Terminology in the Newsroom: Undocumented vs. Illegal

Katie Smith

When a student makes the decision to dedicate their life to the journalism profession they are bombarded by the rules and suggestions that have been passed on by others before them. Helpful hints of what to do, and wary warnings plague the journalist in their first few years on the job. While this is incredibly beneficial to a beginner in the field it can also be counterproductive. Journalism is one of the few careers that is constantly changing and refocusing on its mission: to truthfully and unbiasedly relay the news. So then, why is it that we hold on so tightly to the standard procedures that were used in newsrooms 50 years ago?

It is important to evaluate journalistic procedures, especially terminology, as often as possible. With the rapid social, technological and economic change our country faces today it is feasible that some of the things we did and said yesterday are offensive to our consumers today.

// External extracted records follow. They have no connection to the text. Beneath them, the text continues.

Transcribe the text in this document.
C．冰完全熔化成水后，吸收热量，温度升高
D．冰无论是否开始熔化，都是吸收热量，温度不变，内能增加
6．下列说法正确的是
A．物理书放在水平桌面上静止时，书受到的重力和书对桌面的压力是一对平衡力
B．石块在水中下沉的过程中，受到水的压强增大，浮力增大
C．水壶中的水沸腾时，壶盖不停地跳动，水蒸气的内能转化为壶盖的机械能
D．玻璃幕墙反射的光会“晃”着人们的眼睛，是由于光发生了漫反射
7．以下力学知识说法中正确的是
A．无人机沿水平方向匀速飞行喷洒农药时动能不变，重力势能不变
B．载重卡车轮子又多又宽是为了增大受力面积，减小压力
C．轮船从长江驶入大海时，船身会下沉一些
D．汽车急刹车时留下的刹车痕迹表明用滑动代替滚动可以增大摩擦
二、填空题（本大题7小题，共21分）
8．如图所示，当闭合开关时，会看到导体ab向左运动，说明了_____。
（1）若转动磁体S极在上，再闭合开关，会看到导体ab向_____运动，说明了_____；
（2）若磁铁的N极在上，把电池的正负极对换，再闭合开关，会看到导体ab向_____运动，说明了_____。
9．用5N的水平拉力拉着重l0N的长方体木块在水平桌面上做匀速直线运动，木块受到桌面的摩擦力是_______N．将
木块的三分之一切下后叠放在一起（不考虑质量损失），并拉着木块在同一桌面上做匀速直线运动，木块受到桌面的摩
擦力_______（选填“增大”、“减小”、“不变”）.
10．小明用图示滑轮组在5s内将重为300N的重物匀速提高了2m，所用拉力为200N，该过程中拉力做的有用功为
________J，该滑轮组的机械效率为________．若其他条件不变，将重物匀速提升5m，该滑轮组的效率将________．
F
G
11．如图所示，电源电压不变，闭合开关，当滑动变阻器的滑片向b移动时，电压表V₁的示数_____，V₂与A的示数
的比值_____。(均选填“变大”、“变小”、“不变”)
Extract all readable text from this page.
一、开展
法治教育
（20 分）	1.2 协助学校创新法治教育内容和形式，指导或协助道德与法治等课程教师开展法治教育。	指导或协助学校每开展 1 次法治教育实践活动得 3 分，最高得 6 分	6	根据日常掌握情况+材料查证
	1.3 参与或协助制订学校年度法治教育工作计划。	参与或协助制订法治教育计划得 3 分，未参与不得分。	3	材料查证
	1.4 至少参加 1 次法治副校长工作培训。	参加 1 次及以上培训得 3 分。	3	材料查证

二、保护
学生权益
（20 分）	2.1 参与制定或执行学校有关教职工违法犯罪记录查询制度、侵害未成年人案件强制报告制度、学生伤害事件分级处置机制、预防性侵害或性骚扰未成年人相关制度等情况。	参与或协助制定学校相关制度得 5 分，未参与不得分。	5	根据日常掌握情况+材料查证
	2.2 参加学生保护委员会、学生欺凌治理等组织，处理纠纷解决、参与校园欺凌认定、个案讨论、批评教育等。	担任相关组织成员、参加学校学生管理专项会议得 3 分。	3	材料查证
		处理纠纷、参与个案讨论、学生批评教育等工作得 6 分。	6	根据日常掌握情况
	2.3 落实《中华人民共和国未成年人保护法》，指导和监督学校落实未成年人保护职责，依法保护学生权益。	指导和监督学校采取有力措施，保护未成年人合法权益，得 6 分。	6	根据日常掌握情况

The terminology surrounding people who come to America without properly documenting their entrance is one of the most popular discussions we currently face. Are these people to be described as "illegal" or "undocumented?" Should they be called "immigrants" or "aliens?" Does it even matter what we, as journalists, call them?

In the article, Illegal Aliens Vs. Undocumented Workers it is argued that "the term illegal alien is not meant in a disparaging or dehumanizing way. The definition and use of the term 'illegal' is completely appropriate, since it is illegal for a person to enter or remain in the US without permission, as it is illegal for them to hold a job."

However the video below, presented by ColorLines and the Applied Research Center, shows that the use of the word "illegal" is spreading hate that targets specific groups of people. Their campaign to 'Drop the I-word' explains this side of the argument:

But does it even matter what journalists call people that come into our country in a way that we have decided is illegal? The Society of Professional Journalists' Code of Ethics says it does. The ethics code, that almost all journalists choose to follow, says that we should "avoid stereotyping by race, gender, age, religion, ethnicity, geography, sexual orientation, disability, physical appearance or social status." So, what do we do?

According to an American Journalist Review article, linguist, Otto Santa Ana, urges that both terms, illegal and undocumented, are one-sided. Santa Ana supports the use of the term"unauthorized immigrant" because it doesn't mask a very serious issue behind a polite facade, but it also does not characterize these people as hard criminals.

So, I guess it's up to us, the bright future of journalism, to decide. Illegal? Undocumented? Unauthorized? What is the future of this terminology? While we all appreciate and respect the advice of those that have been in the business for years, it is our turn to make some decisions. It is my hope that we hold ourselves to the ethical standards set by those before us, but that we don't turn into coddling parents of the public by trying to please everyone.